Tras dos álbumes con menor repercusión en los que se debatía entre explorar nuevos sonidos, sus pinitos como productora y equilibrar con la fórmula musical de sus raíces, Lavigne desapareció del radar. Una larga lucha contra la enfermedad de Lyme, que puso en peligro su vida, la mantuvo alejada del foco. De esa experiencia nació Head Above Water, un disco con un par de canciones potentes en los que se atrevió a explorar nuevos registros, la herencia de las grandes mujeres del soul en Tell Me It’s Over, o del que salió Warrior, un testimonio de la superación de su enfermedad que se convirtió en un canto a la adversidad en la lucha contra la Covid-19.

En 2021, cerca de celebrar el vigésimo cumpleaños de Let Go, el álbum que nos trajo a todas sus fans hasta aquí, es una buena noticia saber que un nuevo LP verá la luz pronto. Y es también tranquilizador que esté en manos de Travis Barker, parte esencial de uno de los grupos que configuraron ese universo adolescente que, aunque superado en muchos aspectos, tanto nos cuesta abandonar, porque hay algo de lugar seguro en él. Avril no solo se merece un disco en la década que capitaliza todo aquello en lo que ella fue pionera, sino que también merece un sonido cuidado por alguien que sepa lo que significa.

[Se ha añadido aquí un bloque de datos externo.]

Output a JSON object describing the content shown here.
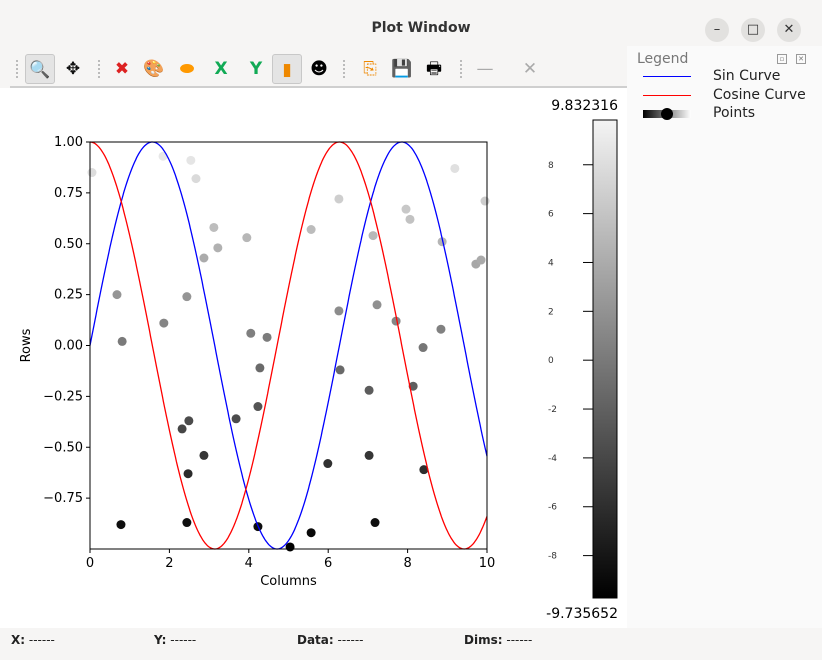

Puede que no hablemos de algo similar al increíble talento como letrista de Taylor Swift, del gusto para componer de Billie Eilish, de la evolución madura y sólida de la producción en Selena Gomez, ni la irreverencia superdotada de Miley. Como sostenía Alexandra Lores en su última newsletter, la idea del genio está superada, no existen tantas personas brillantes, y no pasa nada por no ser una de ellas. Hoy, no nos llamamos a engaño sobre Avril Lavigne como icono activista, ni intentamos exigir genialidad cuando solo queremos pegar saltos y cantar a pleno pulmón. Y esto es algo que solo puede darnos ella, la chica que voló las puertas del garaje por los aires para nuestra generación y nos entregó el derecho a no ser buenecitas.